Ask anyone and they’ll tell you that meetings are one of the most useless and wasteful activities of business. Studies show that at the average manager spends about 40% of their time in meetings and that at least 50% of that time is totally wasted. That equates to roughly 1 day per week in which we accomplish nothing due to meetings.
So why do we hold them? Because deep in our psyche we somehow believe that meetings are a communications best practice. Have an issue? Call a meeting. Need to check up on projects? Call a meeting. Policy to announce? Call a meeting. Sometimes we even have meetings on meetings—seriously!
Now I am not against meetings per se. However, I am against waste and non-productive activity so, ipso facto, if a meeting is wasteful then I’m against it. In another blog, I’ll discuss how to manage meetings in a more productive way. In this post, I’d like to start with this premise: we need to have a healthy distaste for and aversion to meetings if we are going to communicate well. If we were to start with the fundamental agreement that, in fact, meetings are usually pretty lousy at fostering good communication we would be on the right track to improve our overall communication with each other and around the company.
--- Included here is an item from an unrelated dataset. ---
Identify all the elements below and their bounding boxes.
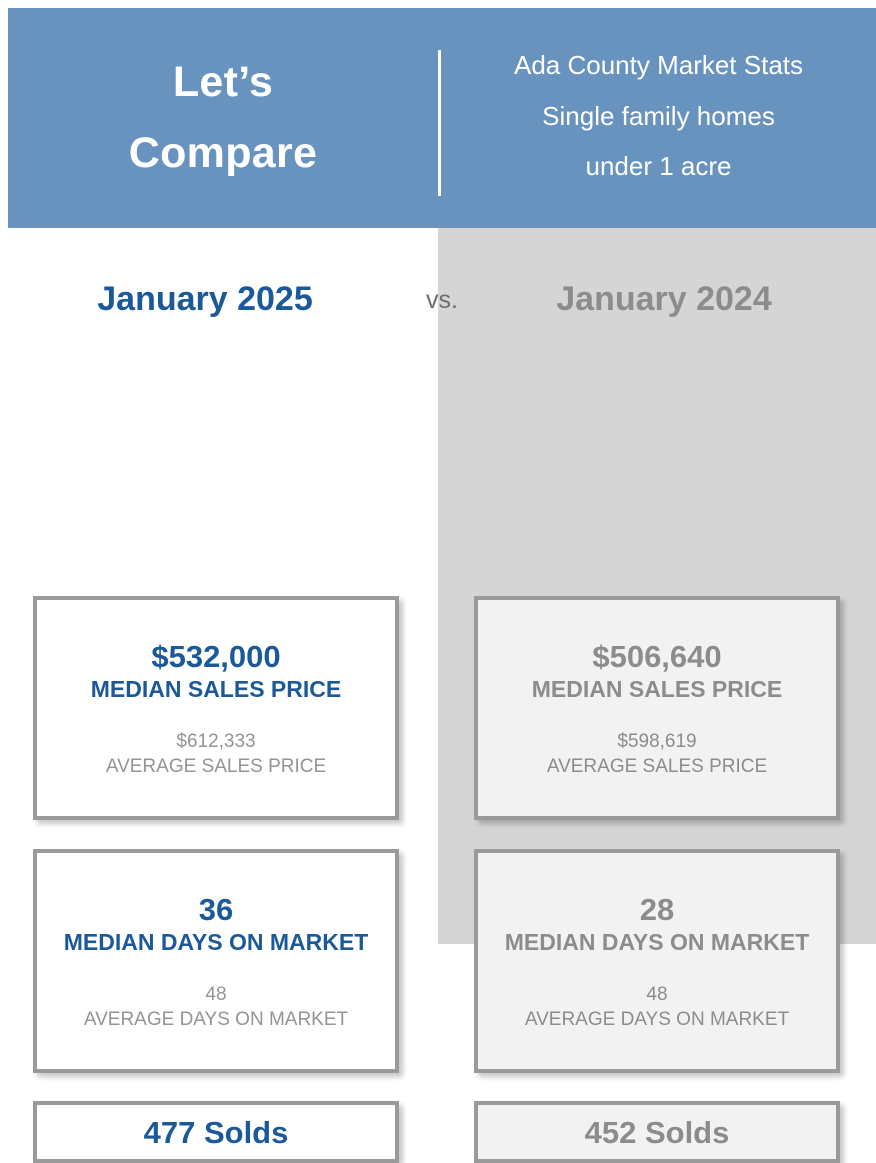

Three questions I’d like to challenge you to answer for yourself.
- Over the course of a week, how many hours do you spend in meetings? What percentage of your overall work time does that represent?
- What percent of the time you spent in meetings was useful, instructive, innovative or productive?
- On a scale of 1-10 (with 10 being supernatural understanding and 1 being raving idiocy) how would you rate each meeting you attended in its overall effectiveness to communicate?
My guess is that you will very quickly realize the inherent waste and danger in meeting reliance. With that, we are prepared to handle meetings and communication in a better and more mature way.